By Jeff Haskins
Benjamin Franklin, the American statesman, scientist, and political theorist, once said that agriculture was the only honest way for nations to acquire wealth “wherein Man receives a real Increase of the Seed thrown into the Ground, in a kind of continual Miracle.”
Today, agriculture is the world’s biggest industry. The farms and pastures that provide the food essential for sustaining the burgeoning human population covers a large portion of the Earth’s surface area (not including parts covered by oceans, deserts and ice). Advancements in plant science and agronomy over the last few decades have led to tremendous increases in farm yields that have helped to lift millions out of poverty.
Yet despite these gains, more people go to bed hungry today than ever before in the history of the world.
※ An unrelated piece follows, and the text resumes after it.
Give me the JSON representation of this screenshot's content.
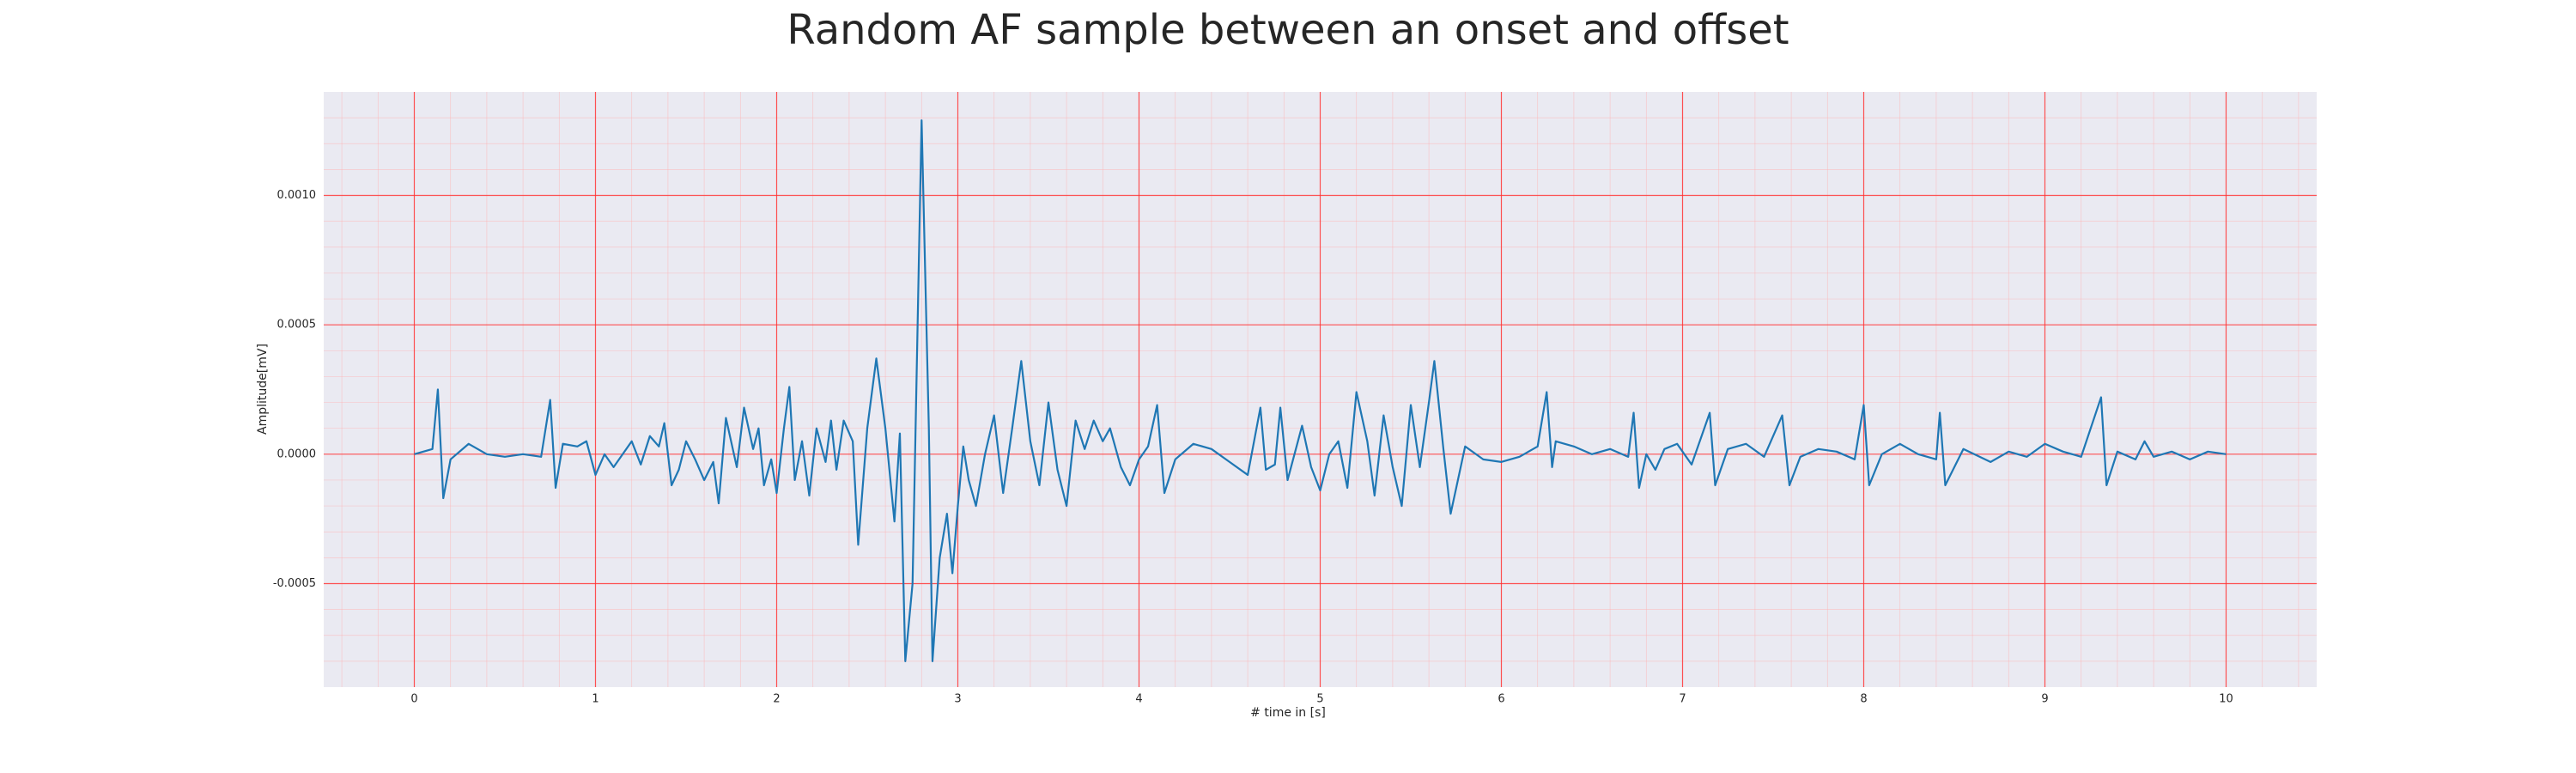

Moreover, the burden of current food production practices on the earth’s system in terms of GHG emissions, water, land and other natural resource uses is eroding our ability to feed the future, according to leading scientists presenting at the Forum.
During a panel discussion on food security at the Rio Science Forum, several experts highlighted the need to increase uptake of sustainable agriculture practices that increase farm output while reducing the impact of the global food production system on the environment and the vital natural resources that are fuel of agriculture.
“Agriculture is an engine of growth, but it needs fuel,” said Tim Benton of the University of Leeds and UK Global Food Security (GFDS) programme. “For agricultural productivity to grow and be sustained, production methods cannot continue to use resources and erode natural capital at the current rate. We need to align environmental and production camps.”
The scientific community has come together in a remarkable way since the first Earth Summit 20 years ago in Rio. The focus on issues related to planetary boundaries is extremely important,” noted co-chair Thomas Rosswall, Professor em., and Chair of the CGIAR Research Program on Climate Change, Agriculture and Food Security (CCAFS).
“We are dealing with very complex issues that will not be solved over the next week in Rio. We need to continue to strengthen our collaboration with various stakeholders, to engage much more strongly with the private sector and all partners interested in ensuring food security for the global population.”
“Without support for agriculture we can not have hope for the world,” he added.